Rechtspopulismus stoppen – Kapitalismus abschaffen!
Den WKR-Ball als Institution, und seine tragenden Kräfte als Teil einer rechts-reaktionären Bewegung, gilt es politisch zu bekämpfen. Doch damit beginnt erst die Arbeit der Kritik: denn reaktionäre Ideologien fallen weder vom Himmel, noch lassen sie sich zirkulär mit dem Verweis auf ‚Geschichte‘ erklären. Ihre Wirkungsmächtigkeit im Hier und Jetzt entspringt den realen Vergesellschaftungsbedingungen unter der Herrschaft der kapitalistischen Produktionsweise. Ihr Identitätspostulat von »Volk«, »Nation« und »Kultur« stiftet Sinn und gefühlte Kompensation angesichts permanenter Konflikte und Ohnmachtserfahrungen der Menschen im Kapitalismus. Dabei ist »kollektive Identität« in Wirklichkeit alles andere als eine stabile Größe; ihre ideologischen Elemente sind so wenig konsistent wie widerspruchsfrei. Deshalb sind die Übergänge zwischen ‚sauberem‘ Republikanismus und aggressivem Nationalismus auch so fließend.

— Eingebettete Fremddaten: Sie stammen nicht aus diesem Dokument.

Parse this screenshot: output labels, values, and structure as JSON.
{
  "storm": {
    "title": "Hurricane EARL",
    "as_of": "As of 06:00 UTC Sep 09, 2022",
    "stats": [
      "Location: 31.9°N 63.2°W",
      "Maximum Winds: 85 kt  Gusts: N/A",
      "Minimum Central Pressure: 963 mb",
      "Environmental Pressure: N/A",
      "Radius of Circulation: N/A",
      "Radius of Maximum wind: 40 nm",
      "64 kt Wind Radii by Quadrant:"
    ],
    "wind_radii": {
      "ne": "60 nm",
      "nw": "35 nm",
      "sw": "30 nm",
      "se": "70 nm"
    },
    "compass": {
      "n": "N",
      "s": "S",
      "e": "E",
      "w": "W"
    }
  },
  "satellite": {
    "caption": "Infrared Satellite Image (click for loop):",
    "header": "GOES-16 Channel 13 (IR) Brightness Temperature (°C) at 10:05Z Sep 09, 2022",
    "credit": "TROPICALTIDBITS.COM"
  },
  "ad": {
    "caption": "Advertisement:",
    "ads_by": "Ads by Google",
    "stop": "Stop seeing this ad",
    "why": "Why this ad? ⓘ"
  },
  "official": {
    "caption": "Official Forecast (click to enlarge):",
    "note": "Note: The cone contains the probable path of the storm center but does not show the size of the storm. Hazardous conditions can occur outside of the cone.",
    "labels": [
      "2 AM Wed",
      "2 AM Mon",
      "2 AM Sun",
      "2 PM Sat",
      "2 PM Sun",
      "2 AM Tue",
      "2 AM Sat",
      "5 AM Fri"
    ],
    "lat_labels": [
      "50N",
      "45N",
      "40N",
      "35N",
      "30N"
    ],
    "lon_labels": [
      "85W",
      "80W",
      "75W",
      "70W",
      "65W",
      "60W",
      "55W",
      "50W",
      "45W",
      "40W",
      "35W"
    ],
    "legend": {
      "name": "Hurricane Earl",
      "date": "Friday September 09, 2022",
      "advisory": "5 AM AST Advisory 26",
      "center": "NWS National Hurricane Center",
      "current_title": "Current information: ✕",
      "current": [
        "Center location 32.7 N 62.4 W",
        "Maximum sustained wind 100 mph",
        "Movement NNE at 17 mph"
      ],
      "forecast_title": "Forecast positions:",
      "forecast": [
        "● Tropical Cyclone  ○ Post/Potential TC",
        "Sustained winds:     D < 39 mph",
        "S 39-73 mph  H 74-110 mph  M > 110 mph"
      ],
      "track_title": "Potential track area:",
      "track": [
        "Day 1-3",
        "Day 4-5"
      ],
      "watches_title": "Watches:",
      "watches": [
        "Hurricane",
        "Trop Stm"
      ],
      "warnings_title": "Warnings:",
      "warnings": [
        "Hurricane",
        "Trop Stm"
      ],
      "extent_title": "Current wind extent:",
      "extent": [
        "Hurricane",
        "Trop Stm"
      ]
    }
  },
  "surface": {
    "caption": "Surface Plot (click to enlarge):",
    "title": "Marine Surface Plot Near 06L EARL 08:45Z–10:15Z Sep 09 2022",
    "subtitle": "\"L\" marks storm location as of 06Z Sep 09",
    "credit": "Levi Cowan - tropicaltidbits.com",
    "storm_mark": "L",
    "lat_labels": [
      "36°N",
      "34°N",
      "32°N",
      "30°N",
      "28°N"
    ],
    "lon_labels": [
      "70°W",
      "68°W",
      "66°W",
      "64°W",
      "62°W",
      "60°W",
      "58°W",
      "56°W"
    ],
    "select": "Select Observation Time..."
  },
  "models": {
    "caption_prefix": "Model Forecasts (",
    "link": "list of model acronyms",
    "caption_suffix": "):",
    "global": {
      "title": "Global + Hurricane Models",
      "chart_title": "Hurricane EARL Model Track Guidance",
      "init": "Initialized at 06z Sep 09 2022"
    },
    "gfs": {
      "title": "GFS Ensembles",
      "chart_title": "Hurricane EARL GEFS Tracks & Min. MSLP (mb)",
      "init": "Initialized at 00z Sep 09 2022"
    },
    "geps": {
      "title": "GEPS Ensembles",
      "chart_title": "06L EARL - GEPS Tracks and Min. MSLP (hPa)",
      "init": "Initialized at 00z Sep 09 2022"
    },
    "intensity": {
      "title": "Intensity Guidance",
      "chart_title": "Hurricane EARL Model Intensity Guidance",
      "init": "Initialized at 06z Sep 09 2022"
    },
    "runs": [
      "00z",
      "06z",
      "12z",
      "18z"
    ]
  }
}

Wer dazu-gehört, Teil eines privilegierten Kollektivs sein darf,
letztlich also anspruchsberechtigt ist – das ist im Kapitalismus
fortwährend umkämpft. Der völkische Old-School Rassismus so mancher
Burschenschaft im WKR mag derzeit keine reelle Option auf politische
Durchsetzung haben. Der Erfolg von rechtspopulistischen Parteien in
Europa zeigt aber, wie unter bestimmten Bedingungen durch geschicktes
Paktieren und mit geladener Rhetorik ein diffuses rechtes Lager zu einer
politischen Kraft vereint werden kann. So ist es in Österreich der FPÖ
unter H.C. Strache (Bundesparteiobmann) gelungen,
»Österreich-Bewusstsein« und Deutschnationalismus miteinander zu
verbinden; d.h. neoliberale Patrioten und völkische Nazis hinter sich zu
einen. Das Konzept einer »christlich-abendländischen Werte- und
Kulturgemeinschaft« macht deutlich, wie ausufernd das eigene Kollektiv
gesponnen werden kann, wenn es um die Konstruktion neuer Feindbilder
geht – wie z.B. die »Bedrohung durch den Islam«.

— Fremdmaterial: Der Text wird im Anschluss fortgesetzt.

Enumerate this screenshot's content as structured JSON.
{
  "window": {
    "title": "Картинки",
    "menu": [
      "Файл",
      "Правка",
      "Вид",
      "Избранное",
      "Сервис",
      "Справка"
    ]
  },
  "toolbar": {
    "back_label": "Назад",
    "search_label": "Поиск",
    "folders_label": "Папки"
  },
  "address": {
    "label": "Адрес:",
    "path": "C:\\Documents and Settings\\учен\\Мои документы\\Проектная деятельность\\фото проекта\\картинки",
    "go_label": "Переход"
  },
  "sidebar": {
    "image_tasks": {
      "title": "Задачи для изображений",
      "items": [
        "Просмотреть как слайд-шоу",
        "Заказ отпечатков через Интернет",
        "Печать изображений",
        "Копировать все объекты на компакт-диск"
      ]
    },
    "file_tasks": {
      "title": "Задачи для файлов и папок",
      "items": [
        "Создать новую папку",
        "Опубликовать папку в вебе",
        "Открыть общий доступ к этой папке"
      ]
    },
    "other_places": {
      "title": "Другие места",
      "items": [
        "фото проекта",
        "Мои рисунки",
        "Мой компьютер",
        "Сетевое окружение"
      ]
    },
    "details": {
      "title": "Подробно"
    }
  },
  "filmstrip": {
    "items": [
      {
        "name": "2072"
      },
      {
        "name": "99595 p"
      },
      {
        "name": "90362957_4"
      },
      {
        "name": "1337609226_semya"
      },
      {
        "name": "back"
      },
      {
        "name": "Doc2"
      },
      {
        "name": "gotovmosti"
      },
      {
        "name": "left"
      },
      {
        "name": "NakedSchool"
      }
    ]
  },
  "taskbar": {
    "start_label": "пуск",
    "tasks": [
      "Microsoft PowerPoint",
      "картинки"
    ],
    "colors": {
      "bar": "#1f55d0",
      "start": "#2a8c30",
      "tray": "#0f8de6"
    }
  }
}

Thrill me, kiss me, kill me
Der rechte Pan- und Internationalismus funktioniert natürlich nur so lange, wie die vermeintliche »Zugehörigkeit« nicht exklusiv gegeneinander eingefordert wird. Dann endet nämlich das Engagement der rechten KulturkämpferInnen ganz schnell beim eigenen Staat und Standort, der eigenen Klasse und Clique. Schließlich werden Leistungsbilanz, Steuerabgaben und Sozialleistungen immer noch nationalstaatlich verhandelt. Und »Österreich-Bewusstsein« braucht nicht zwingend das teutonische Pathos, um massenwirksam zu sein. Das alltägliche Leid von Lohnarbeit und Konkurrenz erscheint auch in kleindeutscher Variante als normal und natürlich. Bereits bei dieser »Normalität« muss linke Kritik ansetzen – und nicht erst wenn sie rassistisch-aggressiv umschlägt!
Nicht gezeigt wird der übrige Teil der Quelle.